Interestingly, an input to this process of constitutionalisation is increasingly originating from civil society actors. Over the past few years, a significant number of ‘declarations’ or ‘bills of rights’ have been proposed to articulate constitutional rights and principles in a way that would reflect and address the challenges of the digital age (Redeker et al. 2018; Yilma 2021; Celeste 2022a). This phenomenon has been described in terms of emergence of a movement of ‘digital constitutionalism’ (Redeker et al. 2018; Padovani and Santaniello 2018; Suzor 2018; Celeste 2019a; Pollicino 2021; De Gregorio 2021; Celeste 2022a). These documents do not represent legally binding texts, yet they often adopt the ‘lingua franca’ of constitutional law (Celeste 2022a). Singularly taken, the contribution of these documents from a constitutional law perspective is limited. However, regarded as a comprehensive movement composed by a plurality of initiatives, these civil society efforts have so far nourished a conversation on which values and principles should govern the digital ecosystem (Celeste 2022a, Chap. 8). These declarations promote an update and re-articulation of core principles of contemporary constitutionalism, rather than a complete re-writing of norms. They do not aim to subvert the DNA of contemporary constitutionalism, but rather to ‘generalise and respecify’ its core values in light of the mutated social reality where we live (Celeste 2022b).

In this context, the social media environment emerges as a laboratory of new ideas. Internet bills of rights often include principles that explicitly address common challenges of online content moderation and could help develop platform standards that are more in line with fundamental rights. These documents represent a voice often unheard. The closest one to the users, whose opinion is way far neglected in the context of the content governance dilemma, being them subject to private standards or public laws without having the possibility to express how they think their fundamental freedoms should be articulated and balanced on online platforms.

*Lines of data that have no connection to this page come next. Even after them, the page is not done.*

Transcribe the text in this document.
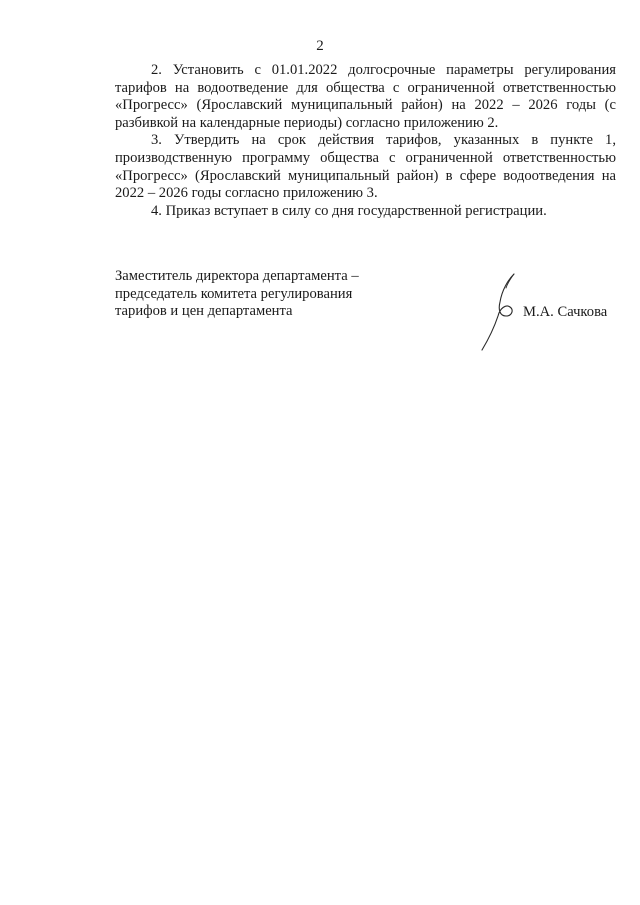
2

2. Установить с 01.01.2022 долгосрочные параметры регулирования тарифов на водоотведение для общества с ограниченной ответственностью «Прогресс» (Ярославский муниципальный район) на 2022 – 2026 годы (с разбивкой на календарные периоды) согласно приложению 2.

3. Утвердить на срок действия тарифов, указанных в пункте 1, производственную программу общества с ограниченной ответственностью «Прогресс» (Ярославский муниципальный район) в сфере водоотведения на 2022 – 2026 годы согласно приложению 3.

4. Приказ вступает в силу со дня государственной регистрации.

Заместитель директора департамента –
председатель комитета регулирования
тарифов и цен департамента	М.А. Сачкова
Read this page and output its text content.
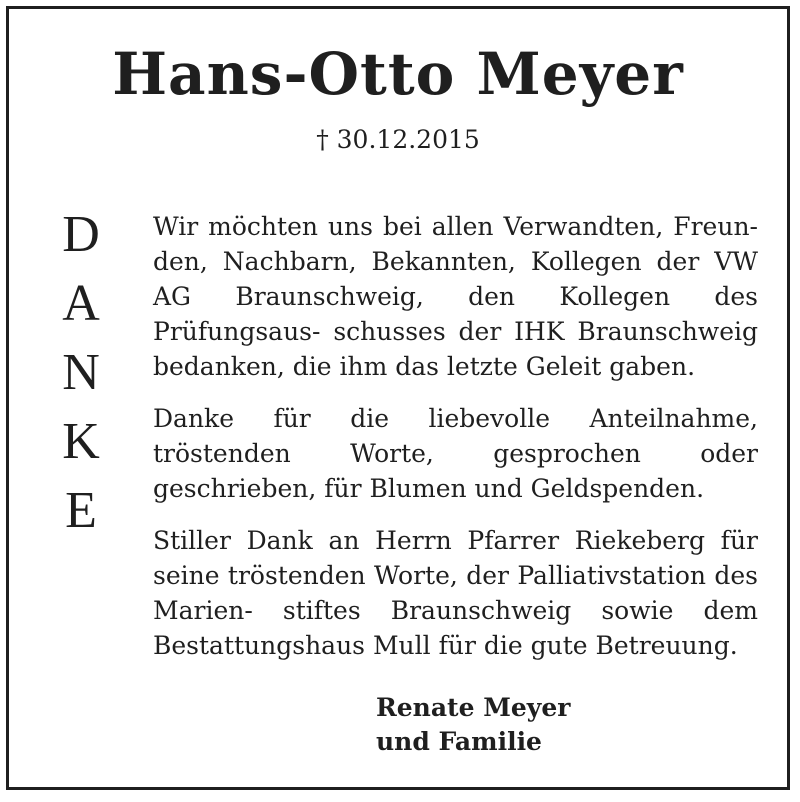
Hans-Otto Meyer
† 30.12.2015
D
A
N
K
E

Wir möchten uns bei allen Verwandten, Freun- den, Nachbarn, Bekannten, Kollegen der VW AG Braunschweig, den Kollegen des Prüfungsaus- schusses der IHK Braunschweig bedanken, die ihm das letzte Geleit gaben.

Danke für die liebevolle Anteilnahme, tröstenden Worte, gesprochen oder geschrieben, für Blumen und Geldspenden.

Stiller Dank an Herrn Pfarrer Riekeberg für seine tröstenden Worte, der Palliativstation des Marien- stiftes Braunschweig sowie dem Bestattungshaus Mull für die gute Betreuung.

Renate Meyer
und Familie
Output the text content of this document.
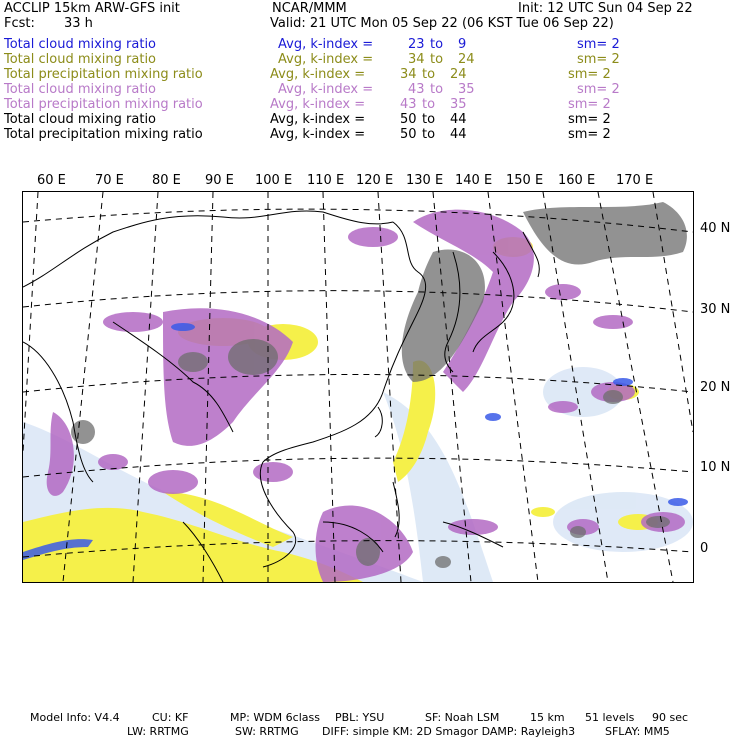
ACCLIP 15km ARW-GFS init	NCAR/MMM	Init: 12 UTC Sun 04 Sep 22
Fcst: 33 h	Valid: 21 UTC Mon 05 Sep 22 (06 KST Tue 06 Sep 22)
Total cloud mixing ratio	Avg, k-index =	23 to 9	sm= 2
Total cloud mixing ratio	Avg, k-index =	34 to 24	sm= 2
Total precipitation mixing ratio	Avg, k-index =	34 to 24	sm= 2
Total cloud mixing ratio	Avg, k-index =	43 to 35	sm= 2
Total precipitation mixing ratio	Avg, k-index =	43 to 35	sm= 2
Total cloud mixing ratio	Avg, k-index =	50 to 44	sm= 2
Total precipitation mixing ratio	Avg, k-index =	50 to 44	sm= 2
60 E 70 E 80 E 90 E 100 E 110 E 120 E 130 E 140 E 150 E 160 E 170 E
40 N
30 N
20 N
10 N
0
Model Info: V4.4	CU: KF	MP: WDM 6class PBL: YSU	SF: Noah LSM	15 km 51 levels 90 sec
LW: RRTMG	SW: RRTMG DIFF: simple KM: 2D Smagor DAMP: Rayleigh3	SFLAY: MM5
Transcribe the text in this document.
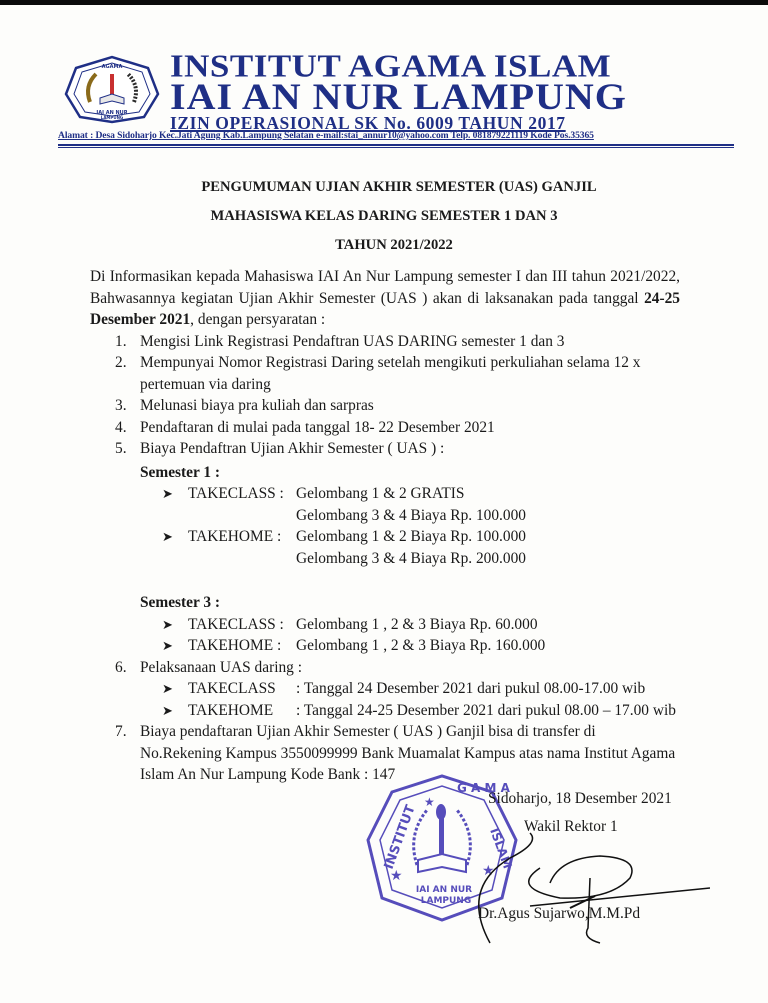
IAI AN NUR
LAMPUNG
AGAMA INSTITUT AGAMA ISLAM
IAI AN NUR LAMPUNG
IZIN OPERASIONAL SK No. 6009 TAHUN 2017
Alamat : Desa Sidoharjo Kec.Jati Agung Kab.Lampung Selatan e-mail:stai_annur10@yahoo.com Telp. 081879221119 Kode Pos.35365
PENGUMUMAN UJIAN AKHIR SEMESTER (UAS) GANJIL
MAHASISWA KELAS DARING SEMESTER 1 DAN 3
TAHUN 2021/2022

Di Informasikan kepada Mahasiswa IAI An Nur Lampung semester I dan III tahun 2021/2022, Bahwasannya kegiatan Ujian Akhir Semester (UAS ) akan di laksanakan pada tanggal 24-25 Desember 2021, dengan persyaratan :

1. Mengisi Link Registrasi Pendaftran UAS DARING semester 1 dan 3
2. Mempunyai Nomor Registrasi Daring setelah mengikuti perkuliahan selama 12 x pertemuan via daring
3. Melunasi biaya pra kuliah dan sarpras
4. Pendaftaran di mulai pada tanggal 18- 22 Desember 2021
5. Biaya Pendaftran Ujian Akhir Semester ( UAS ) :
Semester 1 :
➤ TAKECLASS : Gelombang 1 & 2 GRATIS
Gelombang 3 & 4 Biaya Rp. 100.000
➤ TAKEHOME : Gelombang 1 & 2 Biaya Rp. 100.000
Gelombang 3 & 4 Biaya Rp. 200.000
Semester 3 :
➤ TAKECLASS : Gelombang 1 , 2 & 3 Biaya Rp. 60.000
➤ TAKEHOME : Gelombang 1 , 2 & 3 Biaya Rp. 160.000
6. Pelaksanaan UAS daring :
➤ TAKECLASS : Tanggal 24 Desember 2021 dari pukul 08.00-17.00 wib
➤ TAKEHOME : Tanggal 24-25 Desember 2021 dari pukul 08.00 – 17.00 wib
7. Biaya pendaftaran Ujian Akhir Semester ( UAS ) Ganjil bisa di transfer di No.Rekening Kampus 3550099999 Bank Muamalat Kampus atas nama Institut Agama Islam An Nur Lampung Kode Bank : 147
INSTITUT
G A M A
ISLAM
★	★
★
IAI AN NUR
LAMPUNG
Sidoharjo, 18 Desember 2021
Wakil Rektor 1
Dr.Agus Sujarwo,M.M.Pd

Internet bills of rights do not claim to become cosmopolitan constitutions for the social media environment but provide an impulse to the conversation on how to instil constitutional values within online platforms standards. Despite the evocative image that the concept of ‘constitutionalisation’ brings to mind, there are no founding fathers—or mothers—sitting in the same room for days that aim to define a single constitution for social media. The process of constitutionalisation of this environment reflects the complex, global and plural scenario in which online platforms operate. Online content governance rules are being fertilised by a multistakeholder constitutional input. An aerial view on this phenomenon witnesses multiple, simultaneous processes of ‘parallel’ or ‘collateral’ constitutionalisation that are currently ongoing (Celeste et al. 2022b; Celeste 2019a, 2022a, 2022b). Civil society’s Internet bills of rights may be regarded as one of the inputs that contribute to shaping this plural phenomenon. The online content governance dilemma might not be solved by choosing to stick to private rules or refer to national or international law: the ultimate solution might be a combination of these options. The conversation on digital constitutionalism is polyphonic, nourished by a plurality of voices, also emerging from below. Internet bills of rights work as a linking element that help connect, complement and stimulate these various normative dimensions to find answers to the challenges of online platforms (Celeste 2022a, Chap. 8).